Mackay Homes built homes in other architectural styles as well, but they are best known for their California Modernist homes.

=== History ===
In the 1950s, Mackay-manufactured homes often represented moving from farmland or remote locations into the newly developed suburbs. For some, this was a dream that had spanned multiple generations and ushered them closer to middle class.

Joseph Eichler's son Ned Eichler stated in a 2001 interview, "There were Kaufman and Broad, there was Mackay Homes, and there were local builders wherever we were building," when asked about competition in the residential building market in the early years.

Mackay homes were built for 30 years, and included over 15,000 apartments, homes and office parks in 13 states.
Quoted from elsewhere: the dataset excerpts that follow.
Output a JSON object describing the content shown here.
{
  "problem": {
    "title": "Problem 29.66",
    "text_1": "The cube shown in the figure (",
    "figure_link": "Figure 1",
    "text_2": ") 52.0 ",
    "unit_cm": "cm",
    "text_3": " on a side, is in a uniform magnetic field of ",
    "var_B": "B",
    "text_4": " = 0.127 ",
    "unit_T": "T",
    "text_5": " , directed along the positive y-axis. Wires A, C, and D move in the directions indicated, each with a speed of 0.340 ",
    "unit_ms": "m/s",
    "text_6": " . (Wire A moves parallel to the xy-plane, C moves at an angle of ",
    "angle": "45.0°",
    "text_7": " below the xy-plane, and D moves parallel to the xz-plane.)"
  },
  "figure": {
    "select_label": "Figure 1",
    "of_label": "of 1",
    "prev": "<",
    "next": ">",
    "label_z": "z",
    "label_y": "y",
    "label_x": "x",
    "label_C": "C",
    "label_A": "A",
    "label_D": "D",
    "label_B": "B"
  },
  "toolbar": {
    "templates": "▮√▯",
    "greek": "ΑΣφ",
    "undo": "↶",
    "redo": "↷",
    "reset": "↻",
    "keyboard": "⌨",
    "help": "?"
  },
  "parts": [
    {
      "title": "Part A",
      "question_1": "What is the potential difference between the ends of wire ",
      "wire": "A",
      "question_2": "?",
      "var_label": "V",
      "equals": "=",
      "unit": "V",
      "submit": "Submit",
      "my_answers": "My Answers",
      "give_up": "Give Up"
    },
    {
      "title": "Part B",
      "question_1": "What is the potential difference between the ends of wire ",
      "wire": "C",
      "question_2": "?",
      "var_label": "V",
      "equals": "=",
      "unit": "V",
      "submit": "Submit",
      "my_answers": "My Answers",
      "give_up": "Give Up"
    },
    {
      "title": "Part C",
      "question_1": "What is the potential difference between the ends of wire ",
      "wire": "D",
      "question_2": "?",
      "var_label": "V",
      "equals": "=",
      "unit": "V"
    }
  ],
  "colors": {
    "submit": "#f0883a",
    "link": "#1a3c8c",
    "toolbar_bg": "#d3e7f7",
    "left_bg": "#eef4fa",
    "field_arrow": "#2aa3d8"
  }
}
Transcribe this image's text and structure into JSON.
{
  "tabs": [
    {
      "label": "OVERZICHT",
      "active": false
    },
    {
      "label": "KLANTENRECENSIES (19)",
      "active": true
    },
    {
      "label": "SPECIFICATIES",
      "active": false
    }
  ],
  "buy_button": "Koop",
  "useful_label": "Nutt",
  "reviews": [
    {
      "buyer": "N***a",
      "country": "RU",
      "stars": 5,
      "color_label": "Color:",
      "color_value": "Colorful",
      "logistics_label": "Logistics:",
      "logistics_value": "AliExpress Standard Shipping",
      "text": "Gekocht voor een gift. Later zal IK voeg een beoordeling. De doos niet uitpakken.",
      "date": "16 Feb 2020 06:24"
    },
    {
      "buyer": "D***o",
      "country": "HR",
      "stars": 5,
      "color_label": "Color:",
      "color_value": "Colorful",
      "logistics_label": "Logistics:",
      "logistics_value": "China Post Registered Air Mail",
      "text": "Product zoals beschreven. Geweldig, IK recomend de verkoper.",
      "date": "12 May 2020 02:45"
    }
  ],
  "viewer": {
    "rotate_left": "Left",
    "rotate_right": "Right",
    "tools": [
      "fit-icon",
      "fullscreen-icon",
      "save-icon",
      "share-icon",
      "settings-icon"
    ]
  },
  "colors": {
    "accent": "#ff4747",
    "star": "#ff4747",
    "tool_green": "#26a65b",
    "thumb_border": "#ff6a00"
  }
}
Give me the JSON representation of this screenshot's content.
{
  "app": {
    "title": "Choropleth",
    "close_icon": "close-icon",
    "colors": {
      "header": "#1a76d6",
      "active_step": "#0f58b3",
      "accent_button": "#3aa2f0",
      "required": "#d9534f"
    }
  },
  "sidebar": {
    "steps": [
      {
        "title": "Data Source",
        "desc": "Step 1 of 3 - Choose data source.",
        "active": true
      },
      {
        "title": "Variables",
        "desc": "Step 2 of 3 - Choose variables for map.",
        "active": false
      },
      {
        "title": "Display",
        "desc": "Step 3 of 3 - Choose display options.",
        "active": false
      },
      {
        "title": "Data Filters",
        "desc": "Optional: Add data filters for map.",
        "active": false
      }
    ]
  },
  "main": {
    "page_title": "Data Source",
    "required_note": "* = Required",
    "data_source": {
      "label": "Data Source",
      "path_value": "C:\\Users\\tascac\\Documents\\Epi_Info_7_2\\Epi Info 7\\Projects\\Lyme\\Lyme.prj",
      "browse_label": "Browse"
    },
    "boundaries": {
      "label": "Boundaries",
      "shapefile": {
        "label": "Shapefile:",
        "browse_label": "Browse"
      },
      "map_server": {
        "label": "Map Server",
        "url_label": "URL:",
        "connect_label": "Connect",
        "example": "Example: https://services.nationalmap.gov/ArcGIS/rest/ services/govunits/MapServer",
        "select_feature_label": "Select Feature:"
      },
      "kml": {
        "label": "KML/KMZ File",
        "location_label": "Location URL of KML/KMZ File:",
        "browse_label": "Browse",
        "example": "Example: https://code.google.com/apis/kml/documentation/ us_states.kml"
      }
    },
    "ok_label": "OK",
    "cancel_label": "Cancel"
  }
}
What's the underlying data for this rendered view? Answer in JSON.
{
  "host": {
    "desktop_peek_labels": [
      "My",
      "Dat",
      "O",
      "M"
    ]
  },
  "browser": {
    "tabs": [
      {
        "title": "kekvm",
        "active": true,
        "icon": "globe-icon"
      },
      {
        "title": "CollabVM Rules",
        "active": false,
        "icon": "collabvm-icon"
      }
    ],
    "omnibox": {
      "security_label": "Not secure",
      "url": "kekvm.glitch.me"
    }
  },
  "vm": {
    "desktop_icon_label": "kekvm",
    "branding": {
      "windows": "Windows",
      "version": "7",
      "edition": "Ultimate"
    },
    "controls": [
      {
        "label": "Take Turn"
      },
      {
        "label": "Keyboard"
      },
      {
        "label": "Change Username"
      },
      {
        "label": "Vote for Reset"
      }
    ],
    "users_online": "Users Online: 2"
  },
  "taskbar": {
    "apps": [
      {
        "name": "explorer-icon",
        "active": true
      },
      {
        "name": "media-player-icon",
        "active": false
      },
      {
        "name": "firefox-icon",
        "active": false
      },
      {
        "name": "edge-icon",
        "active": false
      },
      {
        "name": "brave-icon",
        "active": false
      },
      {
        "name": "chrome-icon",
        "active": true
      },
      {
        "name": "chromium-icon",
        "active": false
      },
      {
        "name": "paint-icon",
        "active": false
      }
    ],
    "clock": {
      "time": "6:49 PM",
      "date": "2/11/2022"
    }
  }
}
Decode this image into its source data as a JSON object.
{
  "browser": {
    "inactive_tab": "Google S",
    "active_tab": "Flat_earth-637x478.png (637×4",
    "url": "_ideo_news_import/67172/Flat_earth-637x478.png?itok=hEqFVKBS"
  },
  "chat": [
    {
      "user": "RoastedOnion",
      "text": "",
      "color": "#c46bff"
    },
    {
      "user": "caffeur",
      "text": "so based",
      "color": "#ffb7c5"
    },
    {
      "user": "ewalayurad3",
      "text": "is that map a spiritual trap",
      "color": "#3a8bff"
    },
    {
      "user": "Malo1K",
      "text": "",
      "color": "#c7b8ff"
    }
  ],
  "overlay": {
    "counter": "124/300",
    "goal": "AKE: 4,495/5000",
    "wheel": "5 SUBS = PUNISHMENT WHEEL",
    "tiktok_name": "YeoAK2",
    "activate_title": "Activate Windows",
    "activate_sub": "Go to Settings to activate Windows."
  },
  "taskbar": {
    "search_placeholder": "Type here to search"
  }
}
Many of the developments were located in the San Francisco Bay Area.

=== Mackay Midcentury neighborhoods ===
- Maywood: Santa Clara tract built circa 1954–1955
- Fairmede: Santa Clara tract built c. 1957, with about 100 modern homes, a few blocks from Maywood tract
- Sunshine Meadows: This Santa Clara tract built c. 1953 has homes of a different design and earlier vintage, and many have been greatly altered. The homes in this neighborhood won a National Merit Award from the American Institute of Architects in 1954.
- Sunshine Glen: This Palo Alto tract built c. 1954 is a small neighborhood of Mackay homes near a tract of Eichler homes. The neighborhood won a National Merit Award from the American Institute of Architects.
- Ross Park: Palo Alto tract of 108 units, built c. 1956; most of the homes have been modified.
- Monta Loma: This large Mountain View tract built circa 1954–1956 was originally called "Oakwood". In large part the homes appear intact, and the neighborhood has a variety of home models. Steve Jobs grew up in this neighborhood in a Mackay home on 286 Diablo Avenue.
- Woodlands: Walnut Creek tract built circa 1961–1962

== Personal life ==
Mackay was born April 20, 1920, in Salt Lake City, Utah. He attended Stanford University from 1939 to 1942, and graduated in 1942 with a degree in Pre-Legal. In 1942 he married Ellen Ann Evans and later had four children with her. From 1942 to 1946, Mackay served in the US Navy during Asiatic-Pacific Theater. He returned to Stanford University and graduated with a Juris Doctor in 1948.